Empieza mucho antes.
En el taller, donde cada perfil, cada vidrio, cada unión y cada componente se integran en un entorno controlado. Donde cada fase puede planificarse, revisarse y optimizarse antes de que el primer módulo llegue a la obra.
Esta es la lógica de los sistemas de muro cortina modular unitized.
A diferencia de los sistemas tradicionales, en los que la fachada se monta pieza a pieza directamente en altura, los módulos se fabrican y ensamblan previamente para después transportarse e instalarse en el edificio.
La diferencia no es solo una cuestión de velocidad.
Es una forma distinta de entender cómo debe construirse una fachada.
El control empieza en el taller
Cuando una parte esencial del proceso se realiza en un entorno controlado, cada fase puede abordarse con mayor precisión.
Los componentes se integran siguiendo una secuencia definida. Las uniones se revisan. Los elementos se comprueban antes de salir hacia la obra.
De esta forma, la precisión no queda completamente condicionada por lo que ocurre en el edificio.
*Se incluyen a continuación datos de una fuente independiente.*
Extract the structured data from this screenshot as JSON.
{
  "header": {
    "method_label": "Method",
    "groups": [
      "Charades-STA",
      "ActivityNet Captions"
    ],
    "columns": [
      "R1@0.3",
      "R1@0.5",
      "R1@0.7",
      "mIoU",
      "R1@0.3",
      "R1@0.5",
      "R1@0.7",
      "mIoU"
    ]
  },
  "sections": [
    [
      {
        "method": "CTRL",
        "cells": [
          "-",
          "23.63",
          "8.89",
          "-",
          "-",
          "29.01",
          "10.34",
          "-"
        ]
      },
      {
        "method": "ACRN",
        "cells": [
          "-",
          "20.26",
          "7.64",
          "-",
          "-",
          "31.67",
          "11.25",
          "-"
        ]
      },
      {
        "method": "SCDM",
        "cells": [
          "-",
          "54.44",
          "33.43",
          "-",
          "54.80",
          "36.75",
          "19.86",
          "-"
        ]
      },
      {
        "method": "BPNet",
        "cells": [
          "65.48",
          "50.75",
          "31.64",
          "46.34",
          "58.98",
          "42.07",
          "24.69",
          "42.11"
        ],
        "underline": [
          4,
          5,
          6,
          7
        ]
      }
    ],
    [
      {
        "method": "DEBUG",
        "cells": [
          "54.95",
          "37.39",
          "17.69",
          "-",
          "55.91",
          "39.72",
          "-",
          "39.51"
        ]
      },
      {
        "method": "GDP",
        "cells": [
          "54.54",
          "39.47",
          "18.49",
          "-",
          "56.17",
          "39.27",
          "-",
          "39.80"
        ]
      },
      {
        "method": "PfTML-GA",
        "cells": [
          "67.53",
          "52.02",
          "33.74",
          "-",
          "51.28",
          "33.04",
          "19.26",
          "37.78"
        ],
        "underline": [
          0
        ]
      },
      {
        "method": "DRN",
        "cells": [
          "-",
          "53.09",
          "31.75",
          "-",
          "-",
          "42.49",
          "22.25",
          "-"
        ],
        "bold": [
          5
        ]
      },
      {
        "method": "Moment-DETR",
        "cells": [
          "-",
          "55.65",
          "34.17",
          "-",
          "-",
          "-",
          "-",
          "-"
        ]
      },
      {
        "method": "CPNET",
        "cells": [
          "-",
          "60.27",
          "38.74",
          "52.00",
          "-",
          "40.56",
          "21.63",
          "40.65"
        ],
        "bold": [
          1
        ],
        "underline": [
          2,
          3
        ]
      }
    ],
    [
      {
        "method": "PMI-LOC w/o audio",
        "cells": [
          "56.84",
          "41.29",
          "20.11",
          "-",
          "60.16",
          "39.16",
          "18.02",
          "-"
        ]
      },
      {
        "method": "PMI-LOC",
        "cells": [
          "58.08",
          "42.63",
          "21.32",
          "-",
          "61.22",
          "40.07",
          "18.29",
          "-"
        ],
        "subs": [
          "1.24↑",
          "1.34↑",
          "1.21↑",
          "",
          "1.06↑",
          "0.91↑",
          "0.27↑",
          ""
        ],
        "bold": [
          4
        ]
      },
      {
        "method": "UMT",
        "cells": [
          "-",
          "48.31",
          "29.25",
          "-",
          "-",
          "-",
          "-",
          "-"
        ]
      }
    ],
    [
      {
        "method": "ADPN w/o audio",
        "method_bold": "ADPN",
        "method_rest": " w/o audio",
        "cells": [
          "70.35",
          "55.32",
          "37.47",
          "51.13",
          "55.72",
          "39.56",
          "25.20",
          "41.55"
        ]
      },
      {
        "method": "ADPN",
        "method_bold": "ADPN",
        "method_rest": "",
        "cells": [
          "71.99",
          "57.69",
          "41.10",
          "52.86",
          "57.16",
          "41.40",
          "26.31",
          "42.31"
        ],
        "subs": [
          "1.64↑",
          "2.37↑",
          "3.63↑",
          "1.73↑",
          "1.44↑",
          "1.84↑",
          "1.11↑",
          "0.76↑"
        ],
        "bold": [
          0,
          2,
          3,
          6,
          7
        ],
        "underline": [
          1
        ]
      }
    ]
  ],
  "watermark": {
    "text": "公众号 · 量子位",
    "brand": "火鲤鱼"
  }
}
Porque una obra está expuesta al viento, la lluvia, las temperaturas extremas y a una gran cantidad de variables que pueden afectar a los trabajos.
La industrialización permite trasladar parte de esa complejidad a un entorno donde es posible controlarla mejor.
La obra cambia de ritmo
Una vez fabricados y ensamblados, los módulos llegan a la obra preparados para ser instalados.
Mediante una secuencia previamente planificada, pueden elevarse con grúa y colocarse directamente en la fachada, reduciendo el número de operaciones que deben realizarse en altura.
La instalación se convierte así en una fase más rápida, más planificada y más previsible.
La fachada no se improvisa planta a planta.
Llega preparada para encajar.
Y detrás de esa aparente sencillez existe un proceso de ingeniería, fabricación y control de calidad que ha comenzado mucho antes.
La precisión se construye antes de verse
Como en la alta relojería, la precisión necesita un entorno que permita protegerla.
Una fachada de altas prestaciones también necesita que cada detalle esté pensado antes de llegar al momento de la instalación.
La fachada puede terminar de vestirse en el edificio.
Pero su precisión empieza en el taller.
Porque la ingeniería no solo está en lo que vemos cuando el edificio está terminado.
También está en todo aquello que ha tenido que suceder antes para que cada elemento encaje, cada unión funcione y el conjunto responda como ha sido diseñado.
La ingeniería también se construye en los detalles que no se ven.